Since I was young I have always been fascinated by history, especially that of the medieval era, as reflected in my Morokia. And so hand in hand with that, was the whole captivating concept of time travel. Being the child that I was, I would dream about being enabled to do such a miraculous thing... I imagined myself going back, back, back to the age of castles and knights in shining armour, of pyramids and scarabs and palaces, of long dresses and grand paintings and chandelier-lit ballrooms. I could be the medieval princess, the Egyptian queen, the Victorian lady or the Roman priestess. Time travel was regularly incorporated into my childhood games and innocent play. It was something that I thought about, dreamed about, and fantasised about alot.

But now, now I am older. I am no longer the little girl that I once was.

But funnily enough, alot of the time, I still do think about time travel...

But in a different way than before.


If only I could go back to the girl I was...I would have so much to say to her...

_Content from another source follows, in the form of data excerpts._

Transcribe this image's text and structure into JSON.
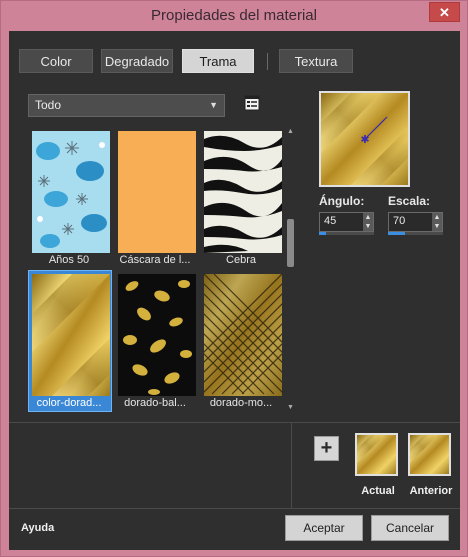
{
  "window": {
    "title": "Propiedades del material",
    "close_glyph": "✕"
  },
  "tabs": [
    {
      "label": "Color",
      "active": false
    },
    {
      "label": "Degradado",
      "active": false
    },
    {
      "label": "Trama",
      "active": true
    },
    {
      "label": "Textura",
      "active": false
    }
  ],
  "category_select": {
    "value": "Todo",
    "arrow": "▼"
  },
  "library_icon": "library-icon",
  "patterns": [
    {
      "label": "Años 50",
      "selected": false,
      "kind": "retro"
    },
    {
      "label": "Cáscara de l...",
      "selected": false,
      "kind": "peel"
    },
    {
      "label": "Cebra",
      "selected": false,
      "kind": "zebra"
    },
    {
      "label": "color-dorad...",
      "selected": true,
      "kind": "gold"
    },
    {
      "label": "dorado-bal...",
      "selected": false,
      "kind": "gold-floral"
    },
    {
      "label": "dorado-mo...",
      "selected": false,
      "kind": "gold-mesh"
    }
  ],
  "scrollbar": {
    "up": "▲",
    "down": "▼"
  },
  "preview": {
    "angle_label": "Ángulo:",
    "angle_value": "45",
    "angle_fraction": 0.125,
    "scale_label": "Escala:",
    "scale_value": "70",
    "scale_fraction": 0.3
  },
  "spinner": {
    "up": "▲",
    "down": "▼"
  },
  "add_button": "+",
  "swatches": {
    "current_label": "Actual",
    "previous_label": "Anterior"
  },
  "footer": {
    "help": "Ayuda",
    "accept": "Aceptar",
    "cancel": "Cancelar"
  },
  "colors": {
    "selection": "#3a87d6",
    "gold": "#d8b542",
    "accent": "#3c8fe0"
  }
}
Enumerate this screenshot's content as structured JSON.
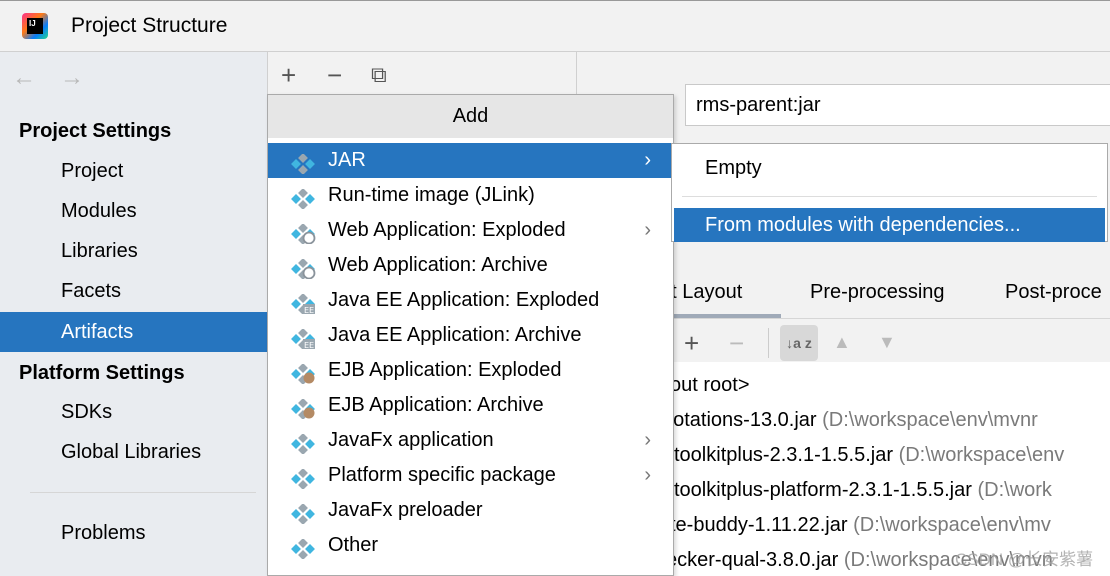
{
  "window": {
    "title": "Project Structure",
    "logo_text": "IJ"
  },
  "nav": {
    "back": "←",
    "forward": "→"
  },
  "sidebar": {
    "project_settings": "Project Settings",
    "project_items": [
      {
        "label": "Project"
      },
      {
        "label": "Modules"
      },
      {
        "label": "Libraries"
      },
      {
        "label": "Facets"
      },
      {
        "label": "Artifacts",
        "selected": true
      }
    ],
    "platform_settings": "Platform Settings",
    "platform_items": [
      {
        "label": "SDKs"
      },
      {
        "label": "Global Libraries"
      }
    ],
    "problems": "Problems"
  },
  "toolbar": {
    "add": "+",
    "remove": "−",
    "copy": "⧉"
  },
  "artifact": {
    "name": "rms-parent:jar"
  },
  "tabs": [
    {
      "label": "ut Layout",
      "active": true
    },
    {
      "label": "Pre-processing"
    },
    {
      "label": "Post-proce"
    }
  ],
  "layout_toolbar": {
    "add": "+",
    "remove": "−",
    "sort": "↓a z",
    "up": "▲",
    "down": "▼"
  },
  "tree": [
    {
      "name": "out root>",
      "path": ""
    },
    {
      "name": "notations-13.0.jar",
      "path": "(D:\\workspace\\env\\mvnr"
    },
    {
      "name": "toolkitplus-2.3.1-1.5.5.jar",
      "path": "(D:\\workspace\\env"
    },
    {
      "name": "toolkitplus-platform-2.3.1-1.5.5.jar",
      "path": "(D:\\work"
    },
    {
      "name": "te-buddy-1.11.22.jar",
      "path": "(D:\\workspace\\env\\mv"
    },
    {
      "name": "ecker-qual-3.8.0.jar",
      "path": "(D:\\workspace\\env\\mvn"
    }
  ],
  "add_menu": {
    "header": "Add",
    "items": [
      {
        "label": "JAR",
        "icon": "jar-icon",
        "submenu": true,
        "selected": true
      },
      {
        "label": "Run-time image (JLink)",
        "icon": "jar-icon"
      },
      {
        "label": "Web Application: Exploded",
        "icon": "web-app-icon",
        "submenu": true
      },
      {
        "label": "Web Application: Archive",
        "icon": "web-app-icon"
      },
      {
        "label": "Java EE Application: Exploded",
        "icon": "javaee-icon"
      },
      {
        "label": "Java EE Application: Archive",
        "icon": "javaee-icon"
      },
      {
        "label": "EJB Application: Exploded",
        "icon": "ejb-icon"
      },
      {
        "label": "EJB Application: Archive",
        "icon": "ejb-icon"
      },
      {
        "label": "JavaFx application",
        "icon": "jar-icon",
        "submenu": true
      },
      {
        "label": "Platform specific package",
        "icon": "jar-icon",
        "submenu": true
      },
      {
        "label": "JavaFx preloader",
        "icon": "jar-icon"
      },
      {
        "label": "Other",
        "icon": "jar-icon"
      }
    ]
  },
  "jar_submenu": {
    "items": [
      {
        "label": "Empty"
      },
      {
        "label": "From modules with dependencies...",
        "selected": true
      }
    ]
  },
  "watermark": "CSDN @长安紫薯",
  "colors": {
    "selection": "#2675bf",
    "diamond_blue": "#40b6e0",
    "diamond_gray": "#9aa7b0"
  }
}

For I wish with all my heart that I could travel back in time, to the girl that I once was. The young, happy, carefree girl without an eating disorder.

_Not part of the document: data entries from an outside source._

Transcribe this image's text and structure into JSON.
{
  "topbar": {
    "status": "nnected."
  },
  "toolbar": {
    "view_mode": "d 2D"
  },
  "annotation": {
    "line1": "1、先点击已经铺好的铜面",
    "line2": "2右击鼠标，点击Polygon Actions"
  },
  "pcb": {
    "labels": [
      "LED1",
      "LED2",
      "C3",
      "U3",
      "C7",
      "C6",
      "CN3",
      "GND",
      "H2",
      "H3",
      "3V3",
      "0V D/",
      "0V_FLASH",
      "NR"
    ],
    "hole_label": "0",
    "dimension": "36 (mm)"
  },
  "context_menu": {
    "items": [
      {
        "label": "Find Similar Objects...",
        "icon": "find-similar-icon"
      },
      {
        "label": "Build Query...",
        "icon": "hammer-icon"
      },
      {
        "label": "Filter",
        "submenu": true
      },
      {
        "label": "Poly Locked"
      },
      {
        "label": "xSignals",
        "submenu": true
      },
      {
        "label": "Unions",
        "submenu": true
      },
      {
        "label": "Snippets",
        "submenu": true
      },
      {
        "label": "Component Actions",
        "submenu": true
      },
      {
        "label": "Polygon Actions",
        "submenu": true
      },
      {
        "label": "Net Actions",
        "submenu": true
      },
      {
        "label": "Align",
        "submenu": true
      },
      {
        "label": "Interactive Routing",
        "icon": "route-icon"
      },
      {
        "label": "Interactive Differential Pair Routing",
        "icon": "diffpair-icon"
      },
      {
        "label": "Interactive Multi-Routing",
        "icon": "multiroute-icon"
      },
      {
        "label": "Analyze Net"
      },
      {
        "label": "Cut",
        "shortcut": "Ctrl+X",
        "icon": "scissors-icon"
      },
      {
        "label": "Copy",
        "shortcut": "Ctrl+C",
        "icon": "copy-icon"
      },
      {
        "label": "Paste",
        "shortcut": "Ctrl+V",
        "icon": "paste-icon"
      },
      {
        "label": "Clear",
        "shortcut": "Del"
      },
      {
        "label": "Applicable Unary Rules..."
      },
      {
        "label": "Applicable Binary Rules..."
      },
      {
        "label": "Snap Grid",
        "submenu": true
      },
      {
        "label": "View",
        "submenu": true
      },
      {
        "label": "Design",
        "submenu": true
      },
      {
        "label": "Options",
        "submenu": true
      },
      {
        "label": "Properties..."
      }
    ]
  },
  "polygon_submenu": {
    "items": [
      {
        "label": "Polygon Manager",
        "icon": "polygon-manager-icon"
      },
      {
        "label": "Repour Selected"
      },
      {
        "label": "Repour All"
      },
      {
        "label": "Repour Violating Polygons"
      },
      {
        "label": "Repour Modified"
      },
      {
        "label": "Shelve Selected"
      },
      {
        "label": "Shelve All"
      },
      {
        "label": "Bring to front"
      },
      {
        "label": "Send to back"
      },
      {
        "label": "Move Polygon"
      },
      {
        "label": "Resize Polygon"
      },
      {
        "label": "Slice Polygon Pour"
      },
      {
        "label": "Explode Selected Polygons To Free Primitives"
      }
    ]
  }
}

I would implore her with all my heart...to just be herself, in the years that lay ahead of her: the difficult, challenging teenhood years. And not to try to be someone else. 

Not to try to be someone else...not to be a skinnier, slimmer, bonier version of the girl that was me.

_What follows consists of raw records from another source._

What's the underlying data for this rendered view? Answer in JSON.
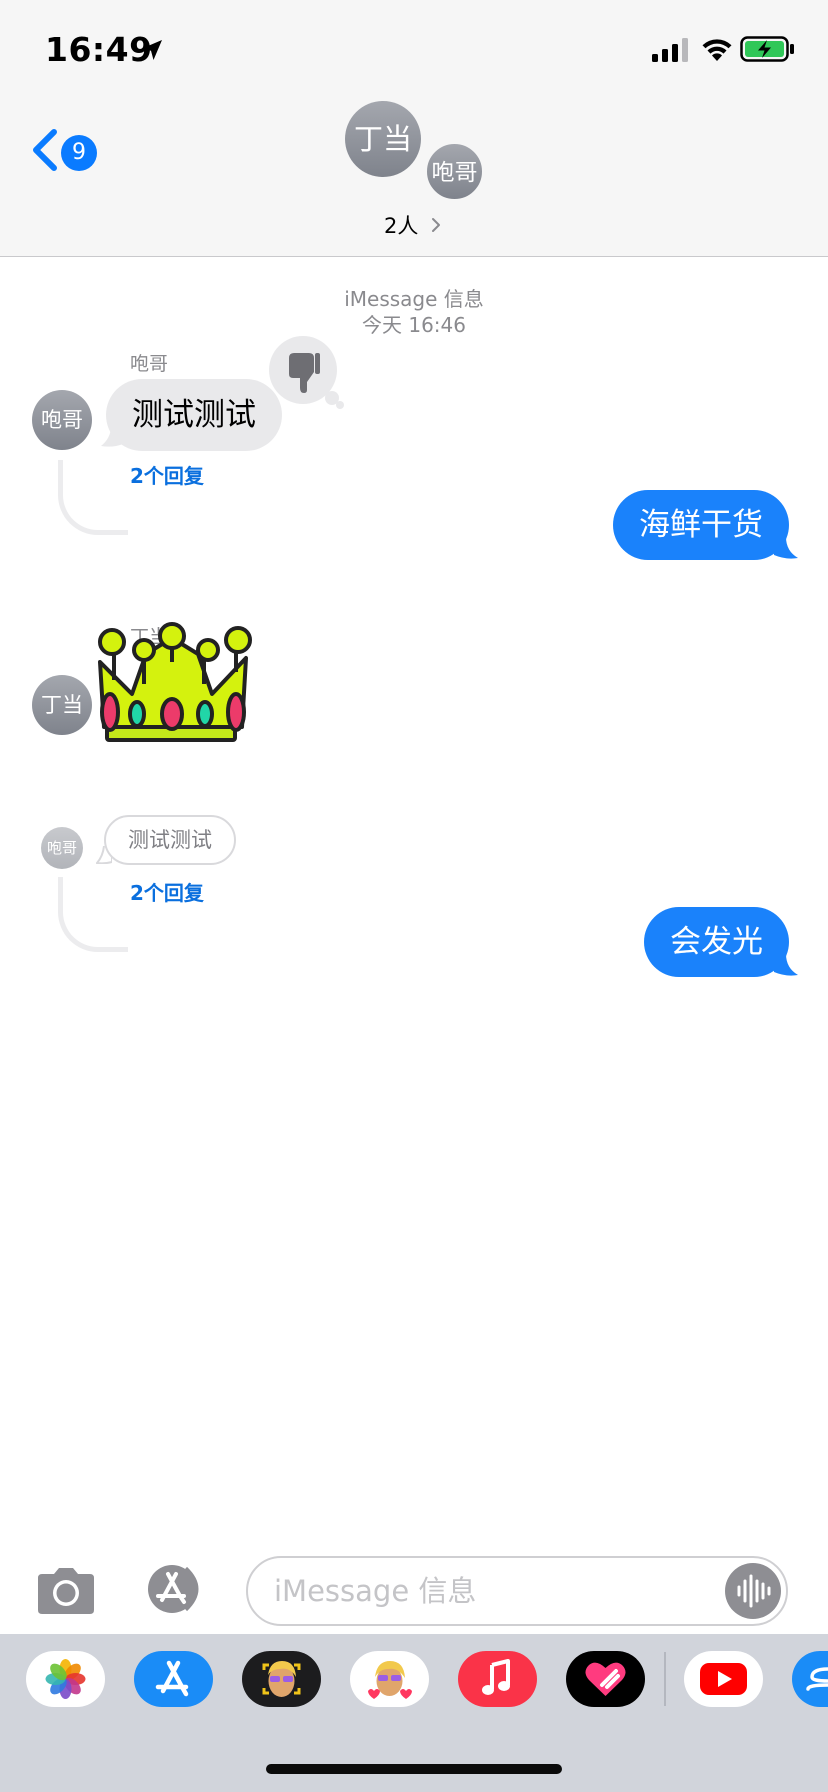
{
  "status_bar": {
    "time": "16:49",
    "icons": [
      "location-arrow-icon",
      "cellular-signal-icon",
      "wifi-icon",
      "battery-charging-icon"
    ]
  },
  "header": {
    "back_count": "9",
    "avatars": [
      {
        "initials": "丁当"
      },
      {
        "initials": "咆哥"
      }
    ],
    "people": "2人"
  },
  "conversation": {
    "service": "iMessage 信息",
    "date": "今天 16:46",
    "messages": [
      {
        "direction": "in",
        "sender": "咆哥",
        "avatar": "咆哥",
        "text": "测试测试",
        "tapback": "thumbs-down-icon",
        "replies": "2个回复"
      },
      {
        "direction": "out",
        "text": "海鲜干货"
      },
      {
        "direction": "in",
        "sender": "丁当",
        "avatar": "丁当",
        "sticker": "crown-sticker"
      },
      {
        "direction": "in",
        "sender": "",
        "avatar": "咆哥",
        "text": "测试测试",
        "replies": "2个回复",
        "faded": true
      },
      {
        "direction": "out",
        "text": "会发光"
      }
    ]
  },
  "input": {
    "placeholder": "iMessage 信息"
  },
  "app_drawer": {
    "apps": [
      "photos-app-icon",
      "app-store-app-icon",
      "memoji-app-icon",
      "memoji-stickers-app-icon",
      "music-app-icon",
      "digital-touch-app-icon",
      "youtube-app-icon",
      "more-app-icon"
    ]
  },
  "colors": {
    "accent_blue": "#0a7bff",
    "outgoing_bubble": "#1a82fb",
    "incoming_bubble": "#e9e9eb",
    "header_bg": "#f6f6f6",
    "drawer_bg": "#d1d4db"
  }
}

Because that was what happened to me, when I left behind the innocence and tranquility of my childhood behind, to enter an entirely different world...one which I could not find myself. I felt like I had no identity...so I told myself, that I would forge one based on how I looked, how the world would see me. And so I set off along that path of destruction, unaware and blind to the consequences and what awaited me...because I wanted the world to see, when they looked at me, a skinny, skinny girl.

I would tell that girl that i once was...to not take those lessons about obesity so much to heart. To be aware of it, but not to automatically jump to the conclusion that yes, that is me, I am fat. I need to lose weight. As this is exactly what happened.

I would tell her that to assume that weight loss and restriction would bring her success, popularity, beauty, achievement and perfection would be the most distorted and falsest of suppositions she could ever, ever make. I would tell her that is just one of the many, many lies that an eating disorder tells you. Losing weight and developing an eating disorder did not bring me success, popularity or happiness. Instead, it brought me loneliness, heartbreak, misery and wretchedness. I brought me extreme distress and drove me into isolation and depression. It brought me the body that I - no, my eating disorder - wanted me to have. A thin body, a bone thin body...starved and deprived of proper nourishment. My bones weakened and became brittle, my skinturned dry and flaky and wrinkly. The light went out of my eyes and my face became gaunt and hollow-cheeked. No, my eating disorder did not bring me happiness. It brought me nothing but suffering and nearly drove me to an early grave.

If I could go back in time and speak to that girl who was once me...

I would say to her...please, please, don't try to change yourself and who you are, in a way which is so, so destructive. It will bring you nothing, Emmy, nothing. Nothing but tears and shattered pieces and bitterness. The path laid for you by your eating disorder is one which will eventually lead to your death.